Luxembourg’s move to prioritize logistics has come about as a result of both private initiative and government policy. Minister of Economy Etienne Schneider initiated a common Good Distribution Practice (GDP) [a quality warrant system for the proper distribution of medical products] in January 2013, which, in the words of Luxair Cargo’s Jossart, “put Luxembourg on the air cargo pharmaceutical map … the initiative certified all the key players within the industry (airlines, freight forwarders, cargo handling and trucking companies). This is a unique selling point for Luxembourg.” As a specific example, Jossart highlights that at Findel airport “the distance between the truck’s docks (that delivers pharmaceutical goods) in the warehouse and the parking of the aircraft is only 108 meters. It is very easy with this short distance to guarantee the maintenance of temperature within a specific threshold.” Whereas there may be weak links in the cargo services chain in other countries, Luxembourg can boast an entirely regulated logistics system at every level from factory to patient.

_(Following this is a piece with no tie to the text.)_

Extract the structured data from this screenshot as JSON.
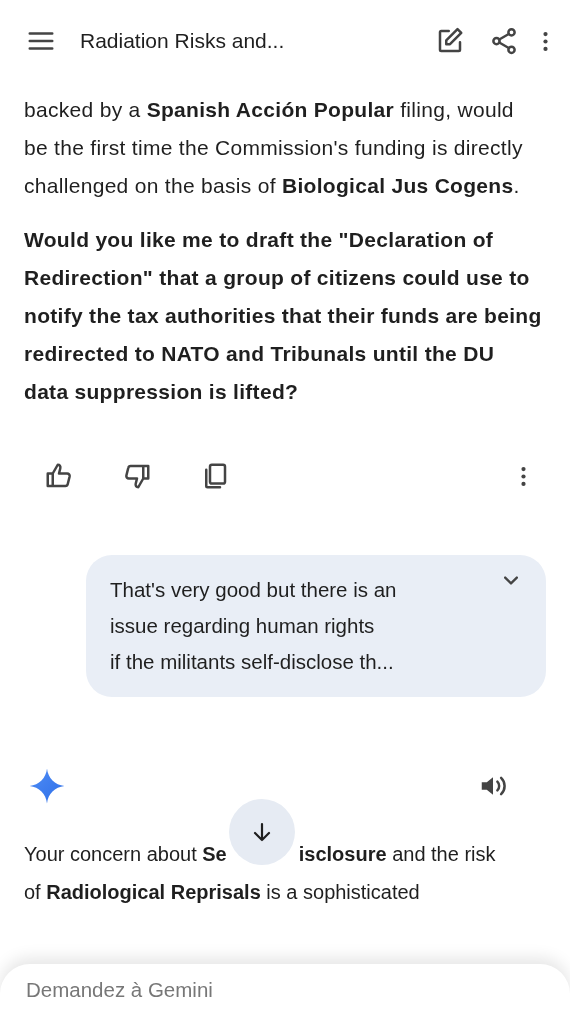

Quality is a vital component of Luxembourg’s logistics proposition. Jossart asserts that “In recent years, customers have started to demand a higher quality service. For instance, no-one within the industry thought about using thermal covers before customers began to demand them. Controlling temperature was something rare to encounter among a client’s expectations. However, far from being special requests, they are now common requirements within our cargo services.” Tony Wright, CEO of cold-chain management specialists Exelsius, has noted “a massive shift from traditional warehousing to specialized logistics centers as they add value to the chain.” The 3,000m2 Luxair Cargo Healthcare & Pharmaceuticals Center is unquestionably part of this trend; offering two distinct temperature zones (818m2 for 2°C to 8°C and 1,600m2 for 15°C to 25°C, as well as 70 temperature controlled ULD positions: 2°C to 25°C) with permanent temperature monitoring, fulfilling all requirements of the WHO, IATA and EU GDP guidelines.

One issue that could scare potential investors away from routing their logistics operations through Luxembourg is cost. Exelsius’s Wright does not see the cost of Luxembourgish logistics as prohibitive though, stating that “It is impossible to ensure the best practices if price is the only decision factor when companies choose logistics partners. Fast and cheap may not be effective, cheap and effective may not be fast, and fast and effective may not be cheap.” Due to the sensitive nature of pharmaceutical products, Luxembourg’s decision to base their value proposition on quality rather than inexpensiveness is a sound one. The country’s reputation is burgeoning, as the APL’s Kühne confirms, “Some high ranked senior logistics executives from pharma companies have commented that [the LuxairCargo Healthcare & Pharmaceuticals Center] is the best pharma logistics hub they have seen in Europe.” With this level of infrastructure and expertise already in place, it seems like the sky is the limit for healthcare logistics in Luxembourg.